F.Zobel, K. Knolle, Prof. W. Merbach, J. Scharf, J. Rumpold
Grundsatzprogramme werden nur in größeren Abständen beschlossen und sollen für eine mittlere oder sogar längere Wegstrecke das Selbstverständnis einer Partei wiederspiegeln. Die CDU-Sachsen-Anhalts hat auf ihrem Parteitag am 9. November 2013 nach 1993 das zweite Grundsatzprogramm ihrer Geschichte beschlossen. Wird es wieder zwanzig Jahre halten, ohne allzu sehr zu veralten? Wird es die richtigen Grundsätze bekräftigt oder auch neu gelegt haben? Wollen wir dieses hoffen, denn nur programmatische Klarheit kann einer Volkspartei auch im Alltag helfen, nicht die Richtung zu verlieren.
Der EAK hat sich frühzeitig und wiederholt auch öffentlich in diese Programmdiskussion eingeschaltet. Das Resultat kann sich insgesamt sehen lassen. Eine ganze Reihe unserer zehn Änderungsanträge haben unverändert oder in abgewandelter Fassung Einzug in den Schusstext gefunden, nachdem es schon gelungen war, den Entwurf des Programms in wichtigen Aussagen mit zu prägen.
Die CDU bleibt eine christlich geprägte Volkspartei, deren programmatische Aussagen auf einem christlichen Bild vom Menschen fußen. Dieses ist nicht selbstverständlich in einem Lande, in dem nur ca. 30 Prozent der Bevölkerung und vielleicht nur 60 Prozent der CDU-Mitglieder einer christlichen Konfession angehören. Die CDU hat mit diesem Programm Anspruch und Aufgabe weit über ihre Grenzen hinaus deutlich zu machen, dass ohne die vordemokratische, wertebildende Grundlage christlicher Ethik in diesem Lande keine Politik zu machen ist. Die CDU hat damit allerdings auch die Aufgabe stets den Blick über enge konfessionelle, ja weltanschauliche Grenzen hinaus, ihren Gestaltungsaufrag zu entwickeln und wahrzunehmen.

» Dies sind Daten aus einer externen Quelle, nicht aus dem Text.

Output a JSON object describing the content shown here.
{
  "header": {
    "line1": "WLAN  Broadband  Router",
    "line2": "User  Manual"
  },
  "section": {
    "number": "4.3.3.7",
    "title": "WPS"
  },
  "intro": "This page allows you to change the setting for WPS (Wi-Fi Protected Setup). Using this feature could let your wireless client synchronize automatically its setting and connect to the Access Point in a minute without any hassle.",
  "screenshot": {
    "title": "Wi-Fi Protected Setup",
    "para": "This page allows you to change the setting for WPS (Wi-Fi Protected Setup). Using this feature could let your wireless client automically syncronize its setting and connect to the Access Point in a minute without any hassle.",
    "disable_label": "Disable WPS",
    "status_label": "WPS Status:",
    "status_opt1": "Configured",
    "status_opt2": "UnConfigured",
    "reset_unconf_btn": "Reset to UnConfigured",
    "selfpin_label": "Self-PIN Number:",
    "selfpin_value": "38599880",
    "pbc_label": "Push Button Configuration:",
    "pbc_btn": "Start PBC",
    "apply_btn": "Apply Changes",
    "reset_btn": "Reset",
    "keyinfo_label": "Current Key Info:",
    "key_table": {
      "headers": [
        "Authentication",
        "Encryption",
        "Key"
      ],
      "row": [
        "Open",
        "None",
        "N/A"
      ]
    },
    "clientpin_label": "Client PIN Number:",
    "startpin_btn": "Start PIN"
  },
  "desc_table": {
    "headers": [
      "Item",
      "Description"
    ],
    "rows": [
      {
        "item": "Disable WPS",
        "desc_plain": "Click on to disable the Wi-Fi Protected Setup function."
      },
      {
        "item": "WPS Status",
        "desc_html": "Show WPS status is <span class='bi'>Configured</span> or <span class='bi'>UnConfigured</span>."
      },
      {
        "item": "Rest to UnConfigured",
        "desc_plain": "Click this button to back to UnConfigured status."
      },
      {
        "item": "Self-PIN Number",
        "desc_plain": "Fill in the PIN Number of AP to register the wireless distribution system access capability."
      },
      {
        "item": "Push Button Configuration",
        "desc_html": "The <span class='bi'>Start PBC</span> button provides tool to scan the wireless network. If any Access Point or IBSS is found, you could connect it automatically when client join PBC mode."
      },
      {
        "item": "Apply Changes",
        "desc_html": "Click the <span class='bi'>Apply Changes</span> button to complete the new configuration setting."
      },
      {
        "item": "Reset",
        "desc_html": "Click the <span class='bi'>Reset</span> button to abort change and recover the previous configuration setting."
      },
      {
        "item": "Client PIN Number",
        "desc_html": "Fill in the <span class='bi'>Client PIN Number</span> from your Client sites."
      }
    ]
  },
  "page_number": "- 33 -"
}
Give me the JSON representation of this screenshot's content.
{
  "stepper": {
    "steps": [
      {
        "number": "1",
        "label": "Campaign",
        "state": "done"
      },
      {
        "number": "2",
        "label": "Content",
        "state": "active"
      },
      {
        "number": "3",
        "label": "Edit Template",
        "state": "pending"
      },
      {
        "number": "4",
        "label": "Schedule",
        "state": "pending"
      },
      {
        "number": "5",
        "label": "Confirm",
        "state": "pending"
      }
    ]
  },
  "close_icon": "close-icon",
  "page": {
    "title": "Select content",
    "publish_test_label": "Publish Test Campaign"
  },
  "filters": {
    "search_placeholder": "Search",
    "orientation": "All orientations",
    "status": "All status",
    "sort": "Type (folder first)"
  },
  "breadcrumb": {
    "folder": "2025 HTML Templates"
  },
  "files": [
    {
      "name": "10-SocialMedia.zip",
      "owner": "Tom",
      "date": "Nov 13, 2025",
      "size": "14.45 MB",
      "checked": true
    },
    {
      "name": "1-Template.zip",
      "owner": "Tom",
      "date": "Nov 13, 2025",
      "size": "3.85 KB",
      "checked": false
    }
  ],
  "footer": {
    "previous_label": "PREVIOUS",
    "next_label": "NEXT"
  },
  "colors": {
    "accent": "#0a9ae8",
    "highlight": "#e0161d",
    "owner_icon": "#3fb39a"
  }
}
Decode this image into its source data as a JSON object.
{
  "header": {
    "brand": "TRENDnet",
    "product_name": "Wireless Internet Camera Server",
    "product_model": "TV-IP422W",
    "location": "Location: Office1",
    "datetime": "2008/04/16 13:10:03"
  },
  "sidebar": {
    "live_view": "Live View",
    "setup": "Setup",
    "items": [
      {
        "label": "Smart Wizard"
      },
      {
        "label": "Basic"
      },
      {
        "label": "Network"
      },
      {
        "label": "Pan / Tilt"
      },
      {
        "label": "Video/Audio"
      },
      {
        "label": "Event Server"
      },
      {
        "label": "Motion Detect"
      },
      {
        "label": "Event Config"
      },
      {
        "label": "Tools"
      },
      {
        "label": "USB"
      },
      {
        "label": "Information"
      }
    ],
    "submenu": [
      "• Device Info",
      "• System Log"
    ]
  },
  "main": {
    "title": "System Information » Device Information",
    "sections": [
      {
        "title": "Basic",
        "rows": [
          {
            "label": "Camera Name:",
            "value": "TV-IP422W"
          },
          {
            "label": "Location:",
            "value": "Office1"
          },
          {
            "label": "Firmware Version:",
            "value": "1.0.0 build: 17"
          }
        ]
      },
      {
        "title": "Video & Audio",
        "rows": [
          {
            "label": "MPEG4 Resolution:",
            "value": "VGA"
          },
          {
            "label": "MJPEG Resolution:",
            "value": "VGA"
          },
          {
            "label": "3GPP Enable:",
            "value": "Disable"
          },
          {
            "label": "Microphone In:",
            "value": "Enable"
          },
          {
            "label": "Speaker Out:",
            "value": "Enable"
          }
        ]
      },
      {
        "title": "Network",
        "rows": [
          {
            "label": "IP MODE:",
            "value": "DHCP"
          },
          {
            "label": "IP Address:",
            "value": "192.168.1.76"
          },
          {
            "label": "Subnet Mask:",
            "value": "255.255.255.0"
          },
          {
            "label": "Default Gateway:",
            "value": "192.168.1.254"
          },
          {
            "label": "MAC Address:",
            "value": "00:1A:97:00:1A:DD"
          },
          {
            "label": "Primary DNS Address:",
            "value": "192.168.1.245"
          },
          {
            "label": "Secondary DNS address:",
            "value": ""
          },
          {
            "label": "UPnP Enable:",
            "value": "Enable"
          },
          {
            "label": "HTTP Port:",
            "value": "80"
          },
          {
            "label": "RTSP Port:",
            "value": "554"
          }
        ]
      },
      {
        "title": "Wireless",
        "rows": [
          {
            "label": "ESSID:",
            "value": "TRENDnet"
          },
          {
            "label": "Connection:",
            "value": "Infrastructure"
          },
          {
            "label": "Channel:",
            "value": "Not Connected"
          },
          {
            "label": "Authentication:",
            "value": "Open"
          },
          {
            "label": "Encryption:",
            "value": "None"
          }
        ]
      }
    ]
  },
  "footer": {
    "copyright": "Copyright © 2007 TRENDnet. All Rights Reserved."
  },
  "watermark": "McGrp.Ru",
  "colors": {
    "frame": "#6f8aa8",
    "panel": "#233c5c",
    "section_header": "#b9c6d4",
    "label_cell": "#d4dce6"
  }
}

Wenn die CDU auf diesem Menschenbild die Grundlagen des demokratischen Rechts- und Verfassungsstaates ableitet, so heißt dies aber auch im Sinne des Toleranzgebotes, dass in der CDU auch diejenige geleichberechtigt mitarbeiten, die Würde, Gleichheit und Freiheit des Menschen nicht aus diesem Glauben herleiten.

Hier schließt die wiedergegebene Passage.